Let’s look at the structure of the HashMap:

1. Take a look at some of the member variables defined in HashMap that you need to know

// hash16 Static final int DEFAULT_INITIAL_CAPACITY = 1 << 4; // Load factor 0.75f; static finalfloatDEFAULT_LOAD_FACTOR = 0.75 f; Static final int TREEIFY_THRESHOLD = 8; Static final int UNTREEIFY_THRESHOLD = 6; Static final int MIN_TREEIFY_CAPACITY = 64 static final int MIN_TREEIFY_CAPACITY = 64hashA Map is an internal array, while a Node is a linked list Node object. transient Node<K,V>[] table; // Array expansion threshold. int threshold;Copy the code

InitialCapacity the initialCapacity of the array is 16. This can be specified in the constructor. It has to be a power of two. (16 → 32 → 64…)

LoadFactor loadFactor 0.75f. Resize () will be attempted when the HashMap capacity reaches 0.75. (For example, if a HashMap has an initial capacity of 16, then the threshold for expansion is 0.75 * 16 = 12. In other words, HashMap does the expansion before you want to store the 13th value. The load factor can also be specified in the constructor. If the load factor is greater than 1, the array will not expand, sacrificing performance but improving memory.
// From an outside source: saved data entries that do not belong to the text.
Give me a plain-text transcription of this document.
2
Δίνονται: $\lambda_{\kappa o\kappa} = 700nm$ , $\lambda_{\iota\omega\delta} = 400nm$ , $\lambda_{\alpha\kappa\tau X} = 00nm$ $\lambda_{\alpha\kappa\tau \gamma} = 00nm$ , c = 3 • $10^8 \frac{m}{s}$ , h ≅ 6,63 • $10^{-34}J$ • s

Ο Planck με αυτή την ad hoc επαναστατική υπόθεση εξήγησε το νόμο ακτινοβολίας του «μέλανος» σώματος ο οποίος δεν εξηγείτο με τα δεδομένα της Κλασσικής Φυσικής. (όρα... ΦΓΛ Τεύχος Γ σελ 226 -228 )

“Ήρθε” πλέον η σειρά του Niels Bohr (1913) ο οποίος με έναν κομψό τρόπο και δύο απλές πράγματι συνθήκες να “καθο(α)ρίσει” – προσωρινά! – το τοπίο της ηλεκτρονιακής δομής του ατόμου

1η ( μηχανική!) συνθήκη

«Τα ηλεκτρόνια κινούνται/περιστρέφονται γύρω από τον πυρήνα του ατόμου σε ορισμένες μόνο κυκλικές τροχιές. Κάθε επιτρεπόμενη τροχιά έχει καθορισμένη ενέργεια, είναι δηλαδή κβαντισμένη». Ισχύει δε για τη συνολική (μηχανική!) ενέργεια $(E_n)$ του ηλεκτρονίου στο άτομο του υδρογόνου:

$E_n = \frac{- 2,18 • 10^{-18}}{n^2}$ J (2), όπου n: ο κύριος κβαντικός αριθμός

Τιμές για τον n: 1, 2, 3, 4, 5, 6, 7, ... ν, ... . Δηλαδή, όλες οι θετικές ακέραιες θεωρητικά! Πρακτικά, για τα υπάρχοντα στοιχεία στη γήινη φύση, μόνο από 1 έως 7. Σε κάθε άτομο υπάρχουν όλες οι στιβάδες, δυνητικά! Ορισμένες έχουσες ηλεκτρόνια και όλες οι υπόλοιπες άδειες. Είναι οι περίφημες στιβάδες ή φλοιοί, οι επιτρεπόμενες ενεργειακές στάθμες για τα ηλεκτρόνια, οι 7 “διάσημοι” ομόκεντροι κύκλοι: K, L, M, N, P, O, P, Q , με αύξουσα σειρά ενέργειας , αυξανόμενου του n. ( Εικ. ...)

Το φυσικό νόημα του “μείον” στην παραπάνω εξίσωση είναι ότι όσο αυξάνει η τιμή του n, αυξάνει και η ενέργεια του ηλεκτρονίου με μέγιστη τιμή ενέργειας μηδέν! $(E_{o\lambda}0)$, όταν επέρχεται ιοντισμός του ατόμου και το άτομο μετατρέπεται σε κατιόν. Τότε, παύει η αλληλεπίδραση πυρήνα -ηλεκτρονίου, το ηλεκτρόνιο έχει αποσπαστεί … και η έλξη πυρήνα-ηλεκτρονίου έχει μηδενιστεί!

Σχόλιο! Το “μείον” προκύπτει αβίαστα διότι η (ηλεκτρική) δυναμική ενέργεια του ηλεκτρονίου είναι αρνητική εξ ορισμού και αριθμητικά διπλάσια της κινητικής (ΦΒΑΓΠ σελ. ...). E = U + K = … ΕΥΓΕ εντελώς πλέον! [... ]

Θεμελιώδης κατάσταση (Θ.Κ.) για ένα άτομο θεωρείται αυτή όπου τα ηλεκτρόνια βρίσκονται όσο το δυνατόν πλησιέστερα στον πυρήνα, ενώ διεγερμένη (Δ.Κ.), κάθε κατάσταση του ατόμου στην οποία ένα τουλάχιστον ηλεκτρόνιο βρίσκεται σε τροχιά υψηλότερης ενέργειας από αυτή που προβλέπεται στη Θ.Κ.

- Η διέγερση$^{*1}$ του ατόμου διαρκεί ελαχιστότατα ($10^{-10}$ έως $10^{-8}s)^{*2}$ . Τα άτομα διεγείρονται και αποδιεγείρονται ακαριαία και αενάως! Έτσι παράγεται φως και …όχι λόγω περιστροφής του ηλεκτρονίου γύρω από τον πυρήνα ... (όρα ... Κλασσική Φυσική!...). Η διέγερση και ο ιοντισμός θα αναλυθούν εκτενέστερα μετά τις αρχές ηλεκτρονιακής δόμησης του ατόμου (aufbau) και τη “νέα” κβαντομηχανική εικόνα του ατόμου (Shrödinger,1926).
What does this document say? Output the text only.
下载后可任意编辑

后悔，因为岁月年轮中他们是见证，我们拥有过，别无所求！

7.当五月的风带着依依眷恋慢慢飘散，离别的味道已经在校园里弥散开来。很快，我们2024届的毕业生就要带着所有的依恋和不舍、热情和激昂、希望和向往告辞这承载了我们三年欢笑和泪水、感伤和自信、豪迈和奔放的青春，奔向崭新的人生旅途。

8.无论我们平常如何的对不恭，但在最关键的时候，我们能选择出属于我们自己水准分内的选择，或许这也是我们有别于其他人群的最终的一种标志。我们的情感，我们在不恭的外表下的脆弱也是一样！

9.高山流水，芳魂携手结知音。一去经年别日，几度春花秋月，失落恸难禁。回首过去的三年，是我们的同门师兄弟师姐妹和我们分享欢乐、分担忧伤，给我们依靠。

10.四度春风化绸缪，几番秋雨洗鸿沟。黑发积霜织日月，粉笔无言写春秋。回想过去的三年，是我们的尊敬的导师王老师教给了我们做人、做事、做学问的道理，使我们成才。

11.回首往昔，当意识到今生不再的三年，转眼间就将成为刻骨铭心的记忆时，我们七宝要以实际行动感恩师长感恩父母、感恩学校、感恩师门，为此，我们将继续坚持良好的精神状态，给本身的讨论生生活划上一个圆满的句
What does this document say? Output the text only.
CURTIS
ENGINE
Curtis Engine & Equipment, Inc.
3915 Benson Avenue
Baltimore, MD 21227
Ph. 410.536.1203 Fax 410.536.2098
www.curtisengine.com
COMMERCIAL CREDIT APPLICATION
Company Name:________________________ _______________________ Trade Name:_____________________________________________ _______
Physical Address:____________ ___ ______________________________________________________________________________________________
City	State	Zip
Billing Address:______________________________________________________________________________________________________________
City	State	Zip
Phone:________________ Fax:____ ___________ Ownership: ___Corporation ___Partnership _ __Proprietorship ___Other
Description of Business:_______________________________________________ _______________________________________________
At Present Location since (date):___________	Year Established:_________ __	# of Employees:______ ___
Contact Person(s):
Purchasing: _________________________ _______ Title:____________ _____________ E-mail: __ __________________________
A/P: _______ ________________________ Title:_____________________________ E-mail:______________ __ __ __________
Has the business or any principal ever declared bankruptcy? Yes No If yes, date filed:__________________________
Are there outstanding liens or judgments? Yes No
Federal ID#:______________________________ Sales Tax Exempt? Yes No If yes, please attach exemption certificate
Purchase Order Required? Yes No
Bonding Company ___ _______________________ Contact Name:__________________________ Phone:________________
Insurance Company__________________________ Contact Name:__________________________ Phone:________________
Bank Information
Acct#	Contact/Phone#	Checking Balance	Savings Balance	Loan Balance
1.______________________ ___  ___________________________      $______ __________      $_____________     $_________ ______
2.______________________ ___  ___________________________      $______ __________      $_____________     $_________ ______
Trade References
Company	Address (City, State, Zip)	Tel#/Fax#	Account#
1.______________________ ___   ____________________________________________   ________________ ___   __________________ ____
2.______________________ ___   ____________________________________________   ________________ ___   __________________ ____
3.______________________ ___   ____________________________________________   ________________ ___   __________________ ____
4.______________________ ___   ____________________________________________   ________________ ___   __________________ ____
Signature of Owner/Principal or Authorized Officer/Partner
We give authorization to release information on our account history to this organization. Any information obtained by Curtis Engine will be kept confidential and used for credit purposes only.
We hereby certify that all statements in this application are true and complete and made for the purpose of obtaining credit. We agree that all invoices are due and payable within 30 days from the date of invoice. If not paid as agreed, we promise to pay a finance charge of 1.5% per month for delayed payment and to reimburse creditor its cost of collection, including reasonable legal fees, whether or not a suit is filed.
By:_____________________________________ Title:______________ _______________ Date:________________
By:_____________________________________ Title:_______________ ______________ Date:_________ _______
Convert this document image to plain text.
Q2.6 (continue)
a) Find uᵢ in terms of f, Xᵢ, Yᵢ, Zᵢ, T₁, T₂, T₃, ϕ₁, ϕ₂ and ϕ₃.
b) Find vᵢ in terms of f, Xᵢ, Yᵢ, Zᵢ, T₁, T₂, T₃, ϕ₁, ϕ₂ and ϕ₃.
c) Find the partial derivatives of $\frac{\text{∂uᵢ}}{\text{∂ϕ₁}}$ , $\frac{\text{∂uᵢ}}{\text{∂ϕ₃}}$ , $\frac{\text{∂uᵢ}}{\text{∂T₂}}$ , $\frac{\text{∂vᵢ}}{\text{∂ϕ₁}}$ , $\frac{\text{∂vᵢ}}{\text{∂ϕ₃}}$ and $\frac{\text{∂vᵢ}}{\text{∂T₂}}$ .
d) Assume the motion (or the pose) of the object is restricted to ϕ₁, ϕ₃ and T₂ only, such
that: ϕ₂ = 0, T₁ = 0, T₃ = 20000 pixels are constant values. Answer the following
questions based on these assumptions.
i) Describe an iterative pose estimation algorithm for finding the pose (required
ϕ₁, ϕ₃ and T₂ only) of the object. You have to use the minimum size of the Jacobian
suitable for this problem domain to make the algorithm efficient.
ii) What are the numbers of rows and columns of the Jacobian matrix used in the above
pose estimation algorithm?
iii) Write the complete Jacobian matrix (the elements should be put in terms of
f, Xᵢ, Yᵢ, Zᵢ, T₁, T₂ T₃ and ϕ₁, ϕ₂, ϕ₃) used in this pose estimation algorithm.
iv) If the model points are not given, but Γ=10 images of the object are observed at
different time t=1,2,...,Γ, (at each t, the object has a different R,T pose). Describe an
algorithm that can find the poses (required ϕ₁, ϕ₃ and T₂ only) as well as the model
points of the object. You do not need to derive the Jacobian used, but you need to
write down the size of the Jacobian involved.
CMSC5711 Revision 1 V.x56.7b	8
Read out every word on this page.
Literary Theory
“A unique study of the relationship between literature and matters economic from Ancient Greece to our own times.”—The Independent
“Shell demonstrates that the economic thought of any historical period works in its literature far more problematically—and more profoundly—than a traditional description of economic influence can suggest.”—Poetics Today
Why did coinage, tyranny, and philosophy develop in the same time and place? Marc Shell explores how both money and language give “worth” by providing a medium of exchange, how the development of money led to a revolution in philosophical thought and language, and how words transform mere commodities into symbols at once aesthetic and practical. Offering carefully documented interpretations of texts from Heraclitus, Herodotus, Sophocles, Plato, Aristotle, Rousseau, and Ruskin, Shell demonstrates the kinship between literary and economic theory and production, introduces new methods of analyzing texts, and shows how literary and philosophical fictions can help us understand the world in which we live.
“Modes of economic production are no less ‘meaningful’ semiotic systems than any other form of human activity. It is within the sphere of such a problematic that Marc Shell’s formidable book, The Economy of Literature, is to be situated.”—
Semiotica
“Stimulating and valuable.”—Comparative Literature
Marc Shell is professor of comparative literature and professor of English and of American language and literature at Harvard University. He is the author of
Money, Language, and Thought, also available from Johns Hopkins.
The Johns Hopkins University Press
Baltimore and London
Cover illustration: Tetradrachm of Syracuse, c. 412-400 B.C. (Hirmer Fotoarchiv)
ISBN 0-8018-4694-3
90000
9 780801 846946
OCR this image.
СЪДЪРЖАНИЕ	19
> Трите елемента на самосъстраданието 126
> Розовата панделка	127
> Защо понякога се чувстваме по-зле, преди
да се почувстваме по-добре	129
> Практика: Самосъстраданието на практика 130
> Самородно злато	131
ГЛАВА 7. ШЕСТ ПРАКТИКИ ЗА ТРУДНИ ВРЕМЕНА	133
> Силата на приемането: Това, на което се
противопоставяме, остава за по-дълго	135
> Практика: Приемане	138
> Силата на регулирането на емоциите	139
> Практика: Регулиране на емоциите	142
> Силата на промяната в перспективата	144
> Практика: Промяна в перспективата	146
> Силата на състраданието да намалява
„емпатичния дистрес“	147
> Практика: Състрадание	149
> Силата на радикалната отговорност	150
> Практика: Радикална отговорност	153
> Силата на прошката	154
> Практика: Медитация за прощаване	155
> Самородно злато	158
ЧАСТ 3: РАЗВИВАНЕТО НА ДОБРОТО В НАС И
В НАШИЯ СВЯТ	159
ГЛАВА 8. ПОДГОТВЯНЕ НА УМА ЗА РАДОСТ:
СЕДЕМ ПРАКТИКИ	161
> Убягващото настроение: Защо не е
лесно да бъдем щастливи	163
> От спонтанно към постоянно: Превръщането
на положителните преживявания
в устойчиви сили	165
TREEIFY_THRESHOLD Indicates the treification threshold. When the number of nodes in the list is greater than or equal to this value, the list is converted to a red-black tree.

UNTREEIFY_THRESHOLD Indicates the threshold for deleting the tree. When the number of nodes in the list is less than or equal to this value, the red-black tree is converted to a regular list.

MIN_TREEIFY_CAPACITY Specifies the second condition of the treification threshold. When the length of the array is smaller than this value, even if the tree threshold is reached, the linked list will not be converted to a red-black tree, but the array resize() will be preferentially expanded.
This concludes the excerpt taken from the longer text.